|Funerary relief of a priest of Magna Mater (gallus) from Lavinium. |
Rome, Capitoline Museums (mid-second century AD).
On certain days a multitude flocks into the temple, and the Galli in great numbers, sacred as they are, perform the ceremonies of the men and gash their arms and turn their backs to be lashed. Many bystanders play on the pipes the while many beat drums; others sing divine and sacred songs. All this performance takes place outside the temple, and those engaged in the ceremony enter not into the temple.

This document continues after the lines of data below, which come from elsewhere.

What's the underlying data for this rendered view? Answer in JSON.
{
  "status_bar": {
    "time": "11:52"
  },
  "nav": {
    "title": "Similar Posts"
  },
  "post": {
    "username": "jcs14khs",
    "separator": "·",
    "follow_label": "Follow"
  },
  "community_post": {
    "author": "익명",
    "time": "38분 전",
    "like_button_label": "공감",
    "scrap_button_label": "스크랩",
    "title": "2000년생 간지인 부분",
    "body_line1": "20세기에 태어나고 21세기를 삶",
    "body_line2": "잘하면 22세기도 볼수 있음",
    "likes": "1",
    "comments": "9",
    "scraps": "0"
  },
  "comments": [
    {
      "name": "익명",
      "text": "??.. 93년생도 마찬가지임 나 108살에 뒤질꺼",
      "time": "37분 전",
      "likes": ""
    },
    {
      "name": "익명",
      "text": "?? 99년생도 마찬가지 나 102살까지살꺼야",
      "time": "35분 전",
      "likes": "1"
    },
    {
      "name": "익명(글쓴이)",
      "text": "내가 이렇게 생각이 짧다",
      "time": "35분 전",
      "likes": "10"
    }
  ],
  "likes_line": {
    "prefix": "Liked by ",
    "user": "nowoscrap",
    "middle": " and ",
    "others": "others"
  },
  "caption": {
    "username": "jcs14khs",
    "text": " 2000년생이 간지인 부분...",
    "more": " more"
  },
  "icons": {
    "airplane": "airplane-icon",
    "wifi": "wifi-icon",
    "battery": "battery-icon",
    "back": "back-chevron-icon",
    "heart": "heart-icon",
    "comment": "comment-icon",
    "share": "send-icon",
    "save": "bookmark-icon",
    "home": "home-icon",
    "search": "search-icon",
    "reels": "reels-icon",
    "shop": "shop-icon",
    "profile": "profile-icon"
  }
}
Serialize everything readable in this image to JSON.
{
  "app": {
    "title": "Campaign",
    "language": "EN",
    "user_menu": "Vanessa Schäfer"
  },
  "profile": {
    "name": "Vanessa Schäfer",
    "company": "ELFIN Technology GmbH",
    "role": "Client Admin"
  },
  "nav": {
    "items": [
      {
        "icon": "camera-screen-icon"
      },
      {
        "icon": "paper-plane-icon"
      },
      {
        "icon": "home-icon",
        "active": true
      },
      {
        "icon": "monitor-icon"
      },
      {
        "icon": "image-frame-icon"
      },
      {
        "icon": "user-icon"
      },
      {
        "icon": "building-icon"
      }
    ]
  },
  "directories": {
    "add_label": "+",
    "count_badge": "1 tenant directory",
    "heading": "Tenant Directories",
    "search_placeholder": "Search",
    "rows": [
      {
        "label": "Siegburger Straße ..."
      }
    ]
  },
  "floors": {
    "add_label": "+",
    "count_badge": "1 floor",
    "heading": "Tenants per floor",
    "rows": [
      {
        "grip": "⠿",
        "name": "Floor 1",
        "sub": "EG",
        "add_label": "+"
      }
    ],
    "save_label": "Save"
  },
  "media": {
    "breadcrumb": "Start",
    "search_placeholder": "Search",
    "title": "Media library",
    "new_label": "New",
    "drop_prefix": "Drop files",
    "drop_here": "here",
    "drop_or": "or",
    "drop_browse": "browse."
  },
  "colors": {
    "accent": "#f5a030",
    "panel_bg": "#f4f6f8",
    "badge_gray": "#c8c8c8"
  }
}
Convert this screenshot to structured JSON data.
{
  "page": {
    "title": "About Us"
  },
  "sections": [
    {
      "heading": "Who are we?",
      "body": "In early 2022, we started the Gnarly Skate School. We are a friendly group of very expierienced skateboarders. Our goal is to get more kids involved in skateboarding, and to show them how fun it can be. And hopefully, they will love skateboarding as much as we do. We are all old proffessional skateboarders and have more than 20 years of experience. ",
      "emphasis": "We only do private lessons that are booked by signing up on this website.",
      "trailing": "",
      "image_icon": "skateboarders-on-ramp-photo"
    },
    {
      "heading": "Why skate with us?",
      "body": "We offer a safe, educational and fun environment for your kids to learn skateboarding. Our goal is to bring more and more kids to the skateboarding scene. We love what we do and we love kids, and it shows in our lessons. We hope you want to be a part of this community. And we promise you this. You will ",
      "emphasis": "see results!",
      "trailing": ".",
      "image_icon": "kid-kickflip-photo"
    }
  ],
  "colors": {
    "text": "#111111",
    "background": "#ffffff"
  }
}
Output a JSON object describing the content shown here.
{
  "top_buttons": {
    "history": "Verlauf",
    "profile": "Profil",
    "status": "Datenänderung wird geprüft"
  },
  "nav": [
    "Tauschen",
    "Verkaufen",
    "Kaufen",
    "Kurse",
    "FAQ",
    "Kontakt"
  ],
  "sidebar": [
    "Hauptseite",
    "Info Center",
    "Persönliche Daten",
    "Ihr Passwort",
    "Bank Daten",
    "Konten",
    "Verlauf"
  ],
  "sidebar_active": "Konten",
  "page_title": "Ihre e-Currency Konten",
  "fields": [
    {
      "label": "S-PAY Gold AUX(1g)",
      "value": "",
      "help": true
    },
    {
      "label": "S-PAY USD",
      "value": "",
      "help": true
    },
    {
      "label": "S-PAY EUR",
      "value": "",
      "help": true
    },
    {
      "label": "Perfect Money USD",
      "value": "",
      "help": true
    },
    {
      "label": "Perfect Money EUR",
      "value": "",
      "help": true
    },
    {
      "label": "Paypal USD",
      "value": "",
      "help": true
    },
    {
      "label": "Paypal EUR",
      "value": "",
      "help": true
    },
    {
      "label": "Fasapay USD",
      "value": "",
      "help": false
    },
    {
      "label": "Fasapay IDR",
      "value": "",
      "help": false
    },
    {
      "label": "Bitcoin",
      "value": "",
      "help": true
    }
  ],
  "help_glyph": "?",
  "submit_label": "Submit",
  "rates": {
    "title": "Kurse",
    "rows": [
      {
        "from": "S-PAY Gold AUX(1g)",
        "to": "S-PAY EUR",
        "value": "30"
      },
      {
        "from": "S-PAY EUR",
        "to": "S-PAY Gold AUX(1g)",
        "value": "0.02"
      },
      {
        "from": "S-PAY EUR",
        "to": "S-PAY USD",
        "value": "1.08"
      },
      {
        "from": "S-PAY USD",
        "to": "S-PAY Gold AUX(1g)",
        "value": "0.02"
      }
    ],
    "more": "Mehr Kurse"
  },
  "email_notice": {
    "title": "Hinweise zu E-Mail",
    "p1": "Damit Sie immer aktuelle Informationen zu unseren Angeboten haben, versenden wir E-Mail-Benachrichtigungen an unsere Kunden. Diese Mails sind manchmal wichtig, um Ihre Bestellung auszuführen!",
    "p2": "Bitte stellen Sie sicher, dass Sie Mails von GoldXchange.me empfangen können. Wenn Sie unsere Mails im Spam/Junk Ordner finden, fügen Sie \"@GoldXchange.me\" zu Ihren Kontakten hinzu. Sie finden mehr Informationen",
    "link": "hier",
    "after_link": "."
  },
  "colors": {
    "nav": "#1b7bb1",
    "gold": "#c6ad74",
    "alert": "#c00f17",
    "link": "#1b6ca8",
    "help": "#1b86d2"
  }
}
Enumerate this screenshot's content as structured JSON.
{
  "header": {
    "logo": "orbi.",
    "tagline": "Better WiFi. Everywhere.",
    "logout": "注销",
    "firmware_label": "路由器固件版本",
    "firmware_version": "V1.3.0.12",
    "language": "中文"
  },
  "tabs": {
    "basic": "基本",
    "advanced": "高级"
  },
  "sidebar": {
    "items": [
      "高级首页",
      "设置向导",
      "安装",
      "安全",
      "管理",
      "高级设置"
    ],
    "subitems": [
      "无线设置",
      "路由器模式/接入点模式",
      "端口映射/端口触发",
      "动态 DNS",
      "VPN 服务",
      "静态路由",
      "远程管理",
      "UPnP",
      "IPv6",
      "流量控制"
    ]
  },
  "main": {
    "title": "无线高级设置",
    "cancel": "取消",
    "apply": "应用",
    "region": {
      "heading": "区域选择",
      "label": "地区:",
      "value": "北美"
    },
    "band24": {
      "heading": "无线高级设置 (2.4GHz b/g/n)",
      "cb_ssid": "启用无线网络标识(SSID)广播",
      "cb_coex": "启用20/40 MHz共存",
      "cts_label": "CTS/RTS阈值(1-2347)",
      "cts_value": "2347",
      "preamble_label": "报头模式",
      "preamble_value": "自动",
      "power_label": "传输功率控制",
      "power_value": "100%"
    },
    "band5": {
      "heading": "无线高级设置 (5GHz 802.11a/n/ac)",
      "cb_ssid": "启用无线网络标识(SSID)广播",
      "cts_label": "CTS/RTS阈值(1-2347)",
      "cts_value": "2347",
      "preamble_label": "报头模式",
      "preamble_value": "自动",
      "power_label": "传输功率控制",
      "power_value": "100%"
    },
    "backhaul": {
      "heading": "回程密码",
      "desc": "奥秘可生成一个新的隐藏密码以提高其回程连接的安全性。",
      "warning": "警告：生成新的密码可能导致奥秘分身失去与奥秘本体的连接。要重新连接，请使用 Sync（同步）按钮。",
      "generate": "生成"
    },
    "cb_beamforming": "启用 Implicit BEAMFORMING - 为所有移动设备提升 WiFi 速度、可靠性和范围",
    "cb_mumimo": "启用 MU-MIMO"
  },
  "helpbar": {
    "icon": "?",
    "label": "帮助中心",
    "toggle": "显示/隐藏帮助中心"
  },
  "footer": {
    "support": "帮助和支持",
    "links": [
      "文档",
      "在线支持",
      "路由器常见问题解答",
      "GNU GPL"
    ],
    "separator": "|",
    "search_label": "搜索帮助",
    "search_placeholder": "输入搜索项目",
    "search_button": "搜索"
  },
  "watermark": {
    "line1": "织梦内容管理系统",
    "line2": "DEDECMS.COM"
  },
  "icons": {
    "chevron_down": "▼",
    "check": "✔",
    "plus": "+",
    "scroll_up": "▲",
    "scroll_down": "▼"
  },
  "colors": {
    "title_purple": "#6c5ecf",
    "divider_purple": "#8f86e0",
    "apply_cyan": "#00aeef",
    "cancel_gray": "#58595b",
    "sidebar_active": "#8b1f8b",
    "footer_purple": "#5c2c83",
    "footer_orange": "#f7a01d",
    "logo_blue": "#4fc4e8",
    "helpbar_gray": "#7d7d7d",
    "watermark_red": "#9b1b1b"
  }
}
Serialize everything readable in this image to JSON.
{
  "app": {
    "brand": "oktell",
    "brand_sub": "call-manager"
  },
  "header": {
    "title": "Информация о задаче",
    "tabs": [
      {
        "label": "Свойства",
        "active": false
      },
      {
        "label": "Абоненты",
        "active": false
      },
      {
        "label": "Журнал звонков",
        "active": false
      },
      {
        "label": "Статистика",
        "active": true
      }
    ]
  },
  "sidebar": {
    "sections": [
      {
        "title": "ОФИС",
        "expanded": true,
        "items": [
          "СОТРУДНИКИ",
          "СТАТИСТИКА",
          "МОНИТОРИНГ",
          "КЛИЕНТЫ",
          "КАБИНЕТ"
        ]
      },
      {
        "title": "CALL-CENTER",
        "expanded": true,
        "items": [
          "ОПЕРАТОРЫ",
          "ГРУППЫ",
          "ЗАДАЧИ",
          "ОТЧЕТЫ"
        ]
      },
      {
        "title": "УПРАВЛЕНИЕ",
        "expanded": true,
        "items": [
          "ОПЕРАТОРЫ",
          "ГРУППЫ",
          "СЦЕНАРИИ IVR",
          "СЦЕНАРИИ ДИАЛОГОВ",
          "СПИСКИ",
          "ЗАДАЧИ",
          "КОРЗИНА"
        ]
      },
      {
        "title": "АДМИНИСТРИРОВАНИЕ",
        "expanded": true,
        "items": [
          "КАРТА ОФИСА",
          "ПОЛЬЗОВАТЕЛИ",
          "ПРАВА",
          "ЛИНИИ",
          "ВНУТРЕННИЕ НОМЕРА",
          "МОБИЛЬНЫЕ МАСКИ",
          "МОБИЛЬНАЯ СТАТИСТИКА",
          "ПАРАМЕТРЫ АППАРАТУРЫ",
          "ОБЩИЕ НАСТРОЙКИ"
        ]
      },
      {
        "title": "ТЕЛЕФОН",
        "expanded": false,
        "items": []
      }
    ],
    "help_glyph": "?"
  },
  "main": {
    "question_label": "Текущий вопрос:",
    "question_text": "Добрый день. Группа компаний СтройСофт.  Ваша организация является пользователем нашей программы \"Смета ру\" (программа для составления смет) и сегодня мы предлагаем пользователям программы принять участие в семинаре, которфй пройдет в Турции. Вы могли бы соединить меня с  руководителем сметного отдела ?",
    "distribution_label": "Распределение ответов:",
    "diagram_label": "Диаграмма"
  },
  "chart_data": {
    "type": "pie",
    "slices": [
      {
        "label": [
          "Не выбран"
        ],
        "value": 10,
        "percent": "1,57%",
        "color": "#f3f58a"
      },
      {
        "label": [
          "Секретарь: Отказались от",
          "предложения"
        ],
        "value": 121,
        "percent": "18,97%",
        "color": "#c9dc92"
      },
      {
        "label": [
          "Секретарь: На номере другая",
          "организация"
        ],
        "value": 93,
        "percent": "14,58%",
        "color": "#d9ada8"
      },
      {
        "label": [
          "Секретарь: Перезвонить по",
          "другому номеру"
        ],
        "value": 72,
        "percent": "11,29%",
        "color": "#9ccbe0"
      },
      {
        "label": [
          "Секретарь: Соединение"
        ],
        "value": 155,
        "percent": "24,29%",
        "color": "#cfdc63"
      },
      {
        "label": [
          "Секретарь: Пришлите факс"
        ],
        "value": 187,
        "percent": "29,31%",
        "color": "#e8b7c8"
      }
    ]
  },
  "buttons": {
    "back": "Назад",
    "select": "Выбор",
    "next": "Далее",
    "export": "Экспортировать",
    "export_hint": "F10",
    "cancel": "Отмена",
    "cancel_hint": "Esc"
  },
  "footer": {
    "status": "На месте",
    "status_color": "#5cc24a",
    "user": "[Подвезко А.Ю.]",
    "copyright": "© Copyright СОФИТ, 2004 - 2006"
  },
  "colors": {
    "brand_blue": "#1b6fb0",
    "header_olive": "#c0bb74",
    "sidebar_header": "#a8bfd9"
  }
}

During these days they are made Galli. As the Galli sing and celebrate their orgies, frenzy falls on many of them and many who had come as mere spectators afterwards are found to have committed the great act. I will narrate what they do. Any young man who has resolved on this action, strips off his clothes, and with a loud shout bursts into the midst of the crowd, and picks up a sword from a number of swords which I suppose have been kept ready for many years for this purpose. He takes it and castrates himself and then runs wild through the city, bearing in his hands what he has cut off. He casts it into any house at will, and from this house he receives women's raiment and ornaments. Thus they act during their ceremonies of castration.
- Lucian of Samosata (mid-second century AD).
The Syrian Goddess (De Dea Syria) by Lucian of Samosata, translated by Herbert A. Strong and John Garstang, Heinemann, 1913.